In all, the researchers sequenced 297 RNA samples, and within this dataset uncovered two groups of cells that tended to cluster. The first group, which contained more of the cells, was marked by greater expression of troponin later in development and by the increasing expression of myogenesis-linked genes as development progressed. The second group, meanwhile, expressed genes linked to KRAS, self-renewal of undifferentiated iPSCs, and decreased neuronal differentiation.
Using the software tool WASP, the researchers identified cis-eQTLs within their dataset at different time points. They reported uncovering a median 111 genes with at least one eQTL at each time point.

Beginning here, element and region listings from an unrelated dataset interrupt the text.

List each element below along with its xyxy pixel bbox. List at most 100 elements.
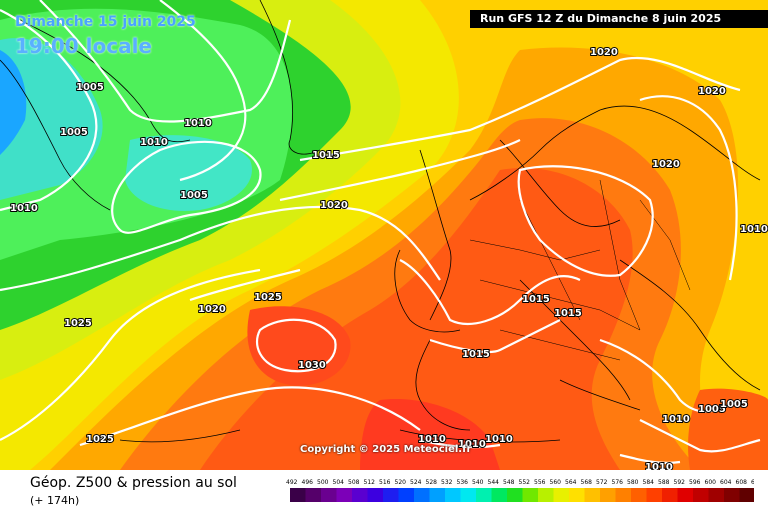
legend-footer: Géop. Z500 & pression au sol (+ 174h) 49… (0, 470, 768, 512)
scale-tick-label: 592 (674, 479, 686, 486)
scale-swatch (305, 488, 321, 502)
scale-tick-label: 500 (317, 479, 329, 486)
isobar-label: 1025 (254, 292, 282, 303)
scale-swatches (290, 488, 754, 502)
scale-tick-label: 596 (689, 479, 701, 486)
scale-swatch (491, 488, 507, 502)
isobar-label: 1020 (652, 159, 680, 170)
isobar-label: 1010 (740, 224, 768, 235)
scale-tick-label: 544 (488, 479, 500, 486)
scale-tick-label: 524 (410, 479, 422, 486)
scale-swatch (414, 488, 430, 502)
scale-swatch (538, 488, 554, 502)
color-scale: 492 496 500 504 508 512 516 520 524 528 532 536 540 5… (286, 479, 754, 502)
coastlines (0, 0, 761, 443)
scale-swatch (398, 488, 414, 502)
scale-tick-label: 496 (302, 479, 314, 486)
scale-swatch (352, 488, 368, 502)
scale-tick-label: 588 (658, 479, 670, 486)
scale-tick-label: 584 (643, 479, 655, 486)
scale-tick-label: 516 (379, 479, 391, 486)
scale-swatch (383, 488, 399, 502)
scale-tick-label: 600 (705, 479, 717, 486)
scale-tick-label: 492 (286, 479, 298, 486)
isobar-label: 1015 (312, 150, 340, 161)
scale-tick-label: 504 (333, 479, 345, 486)
scale-tick-label: 560 (550, 479, 562, 486)
scale-tick-label: 608 (736, 479, 748, 486)
isobar-labels: 1005 1005 1005 1010 1010 1010 1015 1020 … (9, 46, 768, 470)
scale-swatch (615, 488, 631, 502)
isobar-label: 1010 (485, 434, 513, 445)
isobar-label: 1005 (76, 82, 104, 93)
scale-tick-label: 572 (596, 479, 608, 486)
isobar-label: 1010 (458, 439, 486, 450)
isobar-label: 1015 (522, 294, 550, 305)
scale-tick-label: 508 (348, 479, 360, 486)
scale-tick-label: 520 (395, 479, 407, 486)
scale-swatch (693, 488, 709, 502)
scale-ticks: 492 496 500 504 508 512 516 520 524 528 532 536 540 5… (286, 479, 754, 486)
isobar-label: 1025 (86, 434, 114, 445)
scale-tick-label: 576 (612, 479, 624, 486)
forecast-date: Dimanche 15 juin 2025 (15, 14, 196, 30)
scale-swatch (553, 488, 569, 502)
scale-tick-label: 580 (627, 479, 639, 486)
isobar-label: 1010 (184, 118, 212, 129)
scale-swatch (739, 488, 754, 502)
scale-tick-label: 556 (534, 479, 546, 486)
scale-swatch (569, 488, 585, 502)
copyright-notice: Copyright © 2025 Meteociel.fr (300, 444, 472, 455)
scale-swatch (646, 488, 662, 502)
isobar-label: 1020 (698, 86, 726, 97)
scale-swatch (522, 488, 538, 502)
scale-swatch (445, 488, 461, 502)
forecast-local-time: 19:00 locale (15, 34, 152, 58)
scale-tick-label: 532 (441, 479, 453, 486)
scale-tick-label: 512 (364, 479, 376, 486)
scale-swatch (708, 488, 724, 502)
scale-tick-label: 612 (751, 479, 754, 486)
isobar-label: 1005 (698, 404, 726, 415)
isobar-label: 1020 (320, 200, 348, 211)
scale-tick-label: 564 (565, 479, 577, 486)
scale-tick-label: 548 (503, 479, 515, 486)
scale-swatch (460, 488, 476, 502)
scale-tick-label: 568 (581, 479, 593, 486)
isobar-label: 1010 (140, 137, 168, 148)
isobar-label: 1010 (10, 203, 38, 214)
isobar-label: 1020 (590, 47, 618, 58)
isobar-label: 1005 (180, 190, 208, 201)
isobar-label: 1005 (720, 399, 748, 410)
scale-swatch (724, 488, 740, 502)
scale-swatch (290, 488, 306, 502)
isobar-label: 1015 (554, 308, 582, 319)
weather-map: 1005 1005 1005 1010 1010 1010 1015 1020 … (0, 0, 768, 470)
scale-swatch (336, 488, 352, 502)
chart-title: Géop. Z500 & pression au sol (30, 475, 237, 491)
scale-tick-label: 540 (472, 479, 484, 486)
isobars (0, 0, 761, 464)
isobar-label: 1005 (60, 127, 88, 138)
scale-swatch (662, 488, 678, 502)
field-blue-band (0, 50, 27, 155)
scale-swatch (677, 488, 693, 502)
isobar-label: 1010 (645, 462, 673, 470)
scale-tick-label: 536 (457, 479, 469, 486)
scale-swatch (429, 488, 445, 502)
isobar-label: 1010 (418, 434, 446, 445)
isobar-label: 1010 (662, 414, 690, 425)
isobar-label: 1030 (298, 360, 326, 371)
scale-swatch (507, 488, 523, 502)
geopotential-field: 1005 1005 1005 1010 1010 1010 1015 1020 … (0, 0, 768, 470)
scale-swatch (321, 488, 337, 502)
forecast-step: (+ 174h) (30, 494, 80, 507)
scale-tick-label: 552 (519, 479, 531, 486)
model-run-label: Run GFS 12 Z du Dimanche 8 juin 2025 (470, 10, 768, 28)
scale-swatch (631, 488, 647, 502)
country-borders (469, 179, 691, 361)
scale-swatch (476, 488, 492, 502)
isobar-label: 1020 (198, 304, 226, 315)
scale-tick-label: 604 (720, 479, 732, 486)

They further uncovered 550 genes with a significant dynamic eQTL, including ones whose effect was greatest early on in development and then declined, ones whose effect increased as development progressed, and those whose effect size changed during development.
These dynamic eQTLs, the researchers reported, were enriched for genes with roles in myogenesis and with links to dilated cardiomyopathy. In particular, they noted that two eQTLs — rs7633988 and rs6599234 — are also genome-wide association study variants for QRS duration and QT interval.

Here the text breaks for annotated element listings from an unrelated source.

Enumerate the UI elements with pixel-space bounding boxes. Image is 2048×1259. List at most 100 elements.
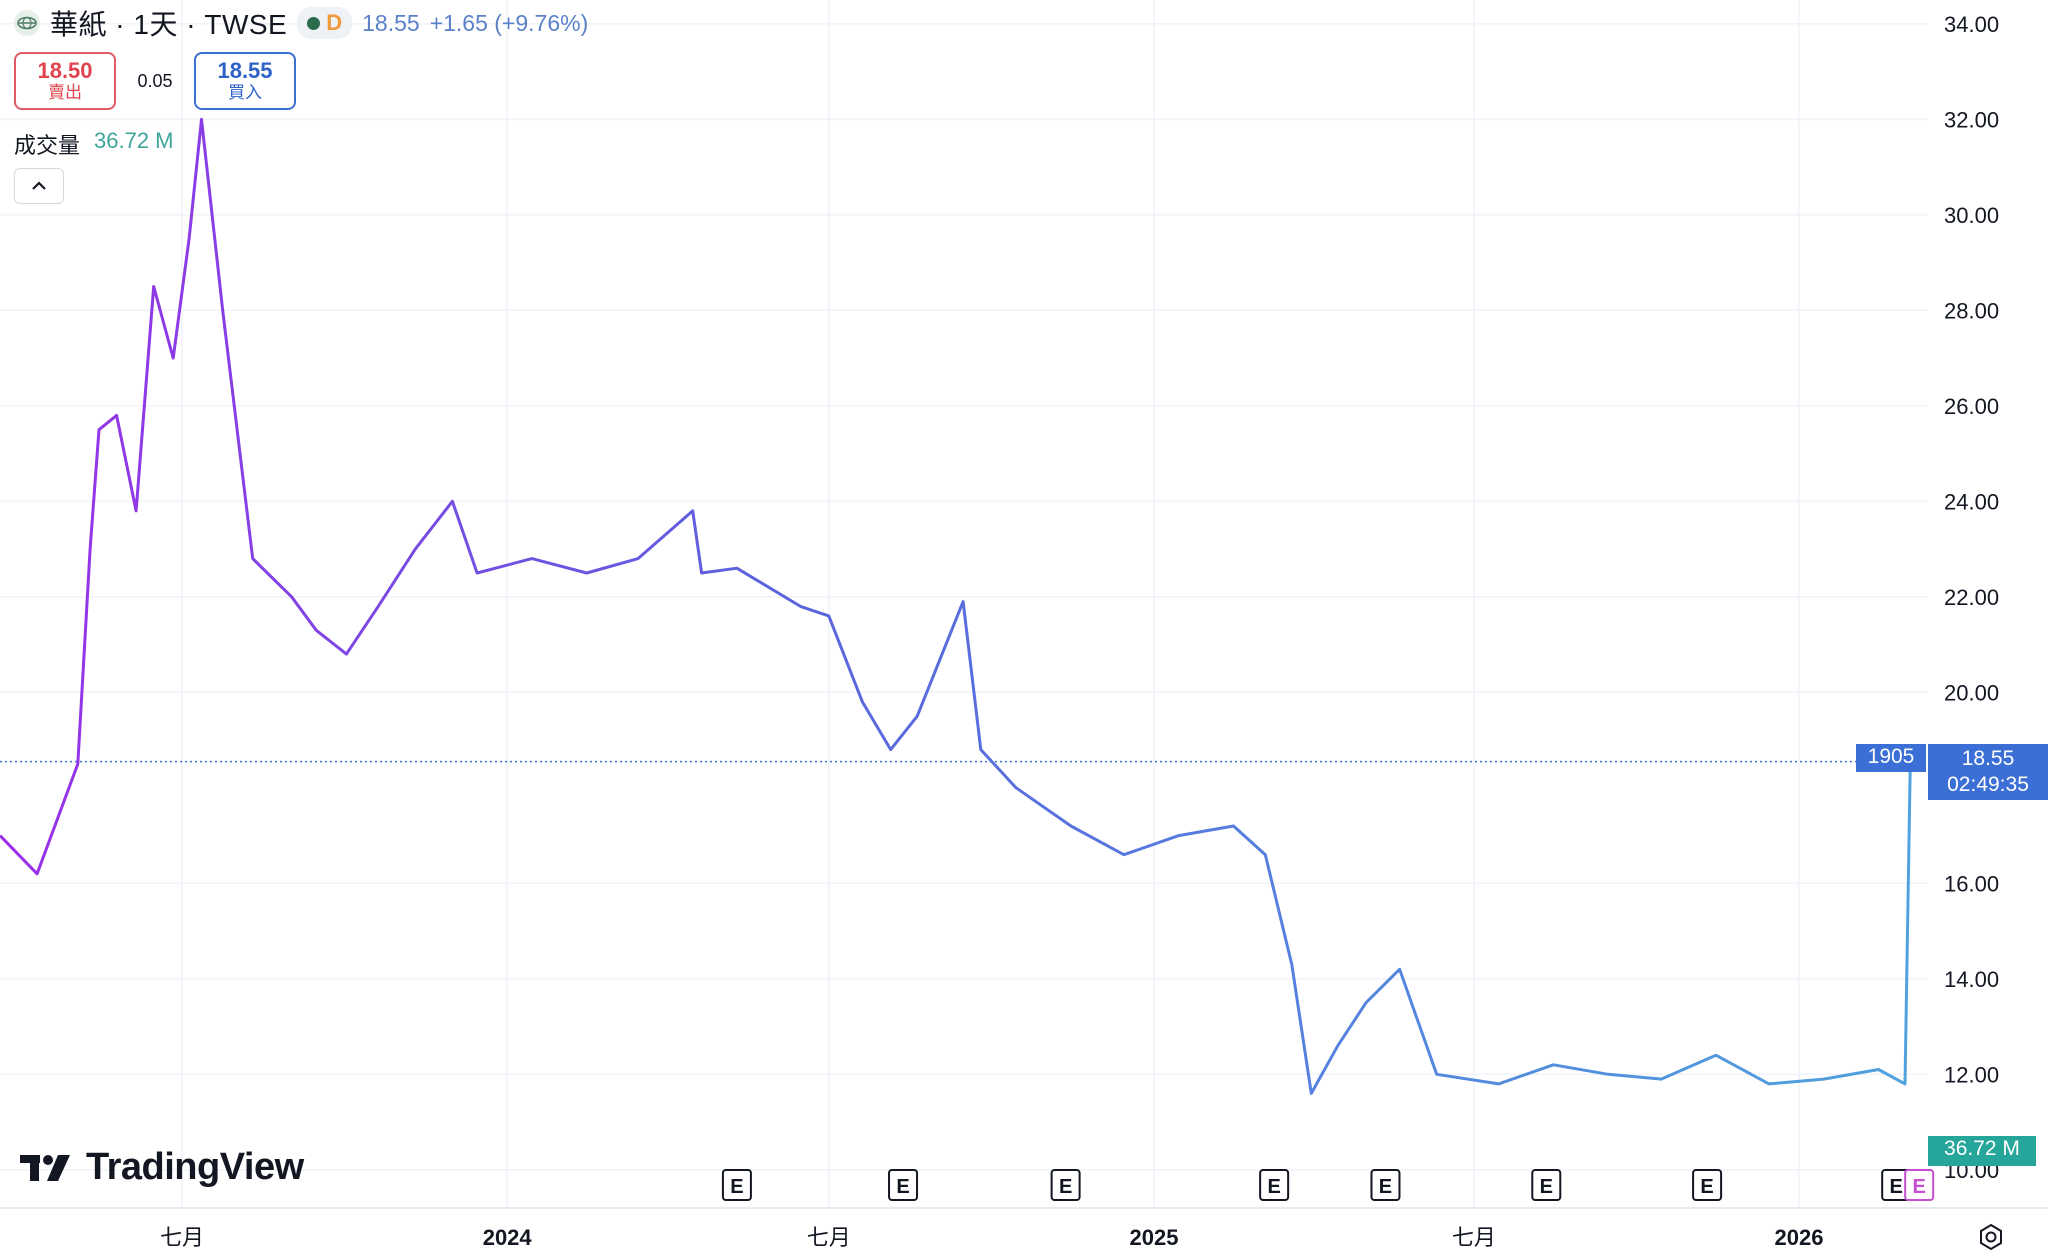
buy-label: 買入 [228,83,262,102]
market-status-pill[interactable]: D [297,7,353,39]
price-point [136,510,137,511]
spread-value: 0.05 [137,70,173,91]
volume-label: 成交量 [14,133,81,158]
price-point [1366,1002,1367,1003]
y-tick-label: 20.00 [1944,680,1999,705]
price-point [1123,854,1124,855]
countdown-label-tag: 1905 [1856,744,1926,772]
volume-value: 36.72 M [94,128,174,153]
tradingview-logo-icon [20,1154,70,1181]
volume-legend[interactable]: 成交量 36.72 M [14,128,174,160]
price-point [701,572,702,573]
earnings-marker: E [1259,1169,1290,1201]
earnings-marker: E [1904,1169,1935,1201]
price-point [1265,854,1266,855]
x-tick-label: 2026 [1775,1225,1824,1250]
price-point [378,606,379,607]
gear-icon [1980,1223,2002,1251]
price-point [1436,1074,1437,1075]
x-tick-label: 2024 [483,1225,533,1250]
y-tick-label: 30.00 [1944,203,1999,228]
symbol-header: 華紙 · 1天 · TWSE D 18.55 +1.65 (+9.76%) [14,6,588,40]
price-point [917,716,918,717]
price-point [736,568,737,569]
price-point [291,596,292,597]
tradingview-logo[interactable]: TradingView [20,1146,304,1189]
sell-price: 18.50 [37,58,93,83]
price-line-series [0,117,1912,1095]
price-point [1070,826,1071,827]
price-point [77,763,78,764]
price-point [1661,1079,1662,1080]
price-point [963,601,964,602]
price-point [1178,835,1179,836]
x-tick-label: 2025 [1129,1225,1178,1250]
price-point [37,873,38,874]
price-point [1905,1083,1906,1084]
price-point [531,558,532,559]
price-point [1878,1069,1879,1070]
svg-text:E: E [1700,1176,1713,1198]
tradingview-logo-text: TradingView [86,1146,304,1188]
earnings-marker: E [721,1169,752,1201]
price-point [1291,964,1292,965]
x-tick-label: 七月 [160,1225,204,1250]
price-point [980,749,981,750]
price-point [1337,1045,1338,1046]
chevron-up-icon [32,181,46,190]
last-price-axis-tag: 18.55 02:49:35 [1928,744,2048,800]
market-open-dot-icon [307,16,321,30]
y-tick-label: 22.00 [1944,585,1999,610]
symbol-title[interactable]: 華紙 · 1天 · TWSE [50,9,288,40]
price-point [346,654,347,655]
price-point [153,286,154,287]
price-point [1399,969,1400,970]
delayed-data-badge: D [326,10,343,35]
y-tick-label: 12.00 [1944,1062,1999,1087]
collapse-legend-button[interactable] [14,168,64,204]
x-tick-label: 七月 [1452,1225,1496,1250]
y-tick-label: 28.00 [1944,298,1999,323]
price-point [692,510,693,511]
price-point [222,310,223,311]
last-price-axis-value: 18.55 [1961,747,2015,770]
price-point [1823,1079,1824,1080]
bar-countdown-timer: 02:49:35 [1947,773,2029,796]
y-tick-label: 32.00 [1944,107,1999,132]
price-point [1553,1064,1554,1065]
price-point [98,429,99,430]
svg-text:E: E [1890,1176,1903,1198]
earnings-marker: E [1692,1169,1723,1201]
price-point [415,549,416,550]
svg-text:E: E [1379,1176,1392,1198]
price-point [477,572,478,573]
price-point [1715,1055,1716,1056]
earnings-marker: E [888,1169,919,1201]
price-point [316,630,317,631]
price-point [116,415,117,416]
price-point [1498,1083,1499,1084]
svg-text:E: E [1540,1176,1553,1198]
buy-button[interactable]: 18.55 買入 [194,52,296,110]
y-tick-label: 26.00 [1944,394,1999,419]
y-tick-label: 14.00 [1944,967,1999,992]
earnings-marker: E [1531,1169,1562,1201]
price-point [173,358,174,359]
symbol-logo-icon[interactable] [14,10,40,36]
svg-text:E: E [1912,1176,1925,1198]
price-point [828,615,829,616]
svg-text:E: E [1059,1176,1072,1198]
sell-button[interactable]: 18.50 賣出 [14,52,116,110]
price-point [1233,826,1234,827]
y-tick-label: 24.00 [1944,489,1999,514]
earnings-marker: E [1370,1169,1401,1201]
price-point [1768,1083,1769,1084]
price-point [90,549,91,550]
volume-axis-tag: 36.72 M [1928,1136,2036,1166]
earnings-marker: E [1881,1169,1912,1201]
last-price: 18.55 [362,9,420,36]
chart-settings-button[interactable] [1976,1222,2006,1257]
price-point [452,501,453,502]
price-point [201,119,202,120]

The researchers extended their search to include a wider range of regulatory patterns to find 693 genes with nonlinear dynamic eQTLs, a portion of which have a stronger influence during the middle of differentiation.
For instance, they found that rs8107849 is associated with the expression of ZNF606 and that its effect was greatest during days 4 through 11. Similarly, they noted an association between rs28818910 and C15orf39. Rs28818910, they said, has also been linked to body mass index and, more weakly, to red blood cell count. It too only has regulatory effects during intermediate stages of differentiation. This suggested to the researchers that a temporary regulatory effect could have phenotypic consequences.
"To fully understand how genetics impacts disease risk, we'll ultimately have to consider all the different cell types, developmental time points, and environmental conditions that could be relevant to different diseases," co-senior author Alexis Battle, an associate professor of biomedical engineering at Johns Hopkins, said in a statement. "This study is one step in that direction."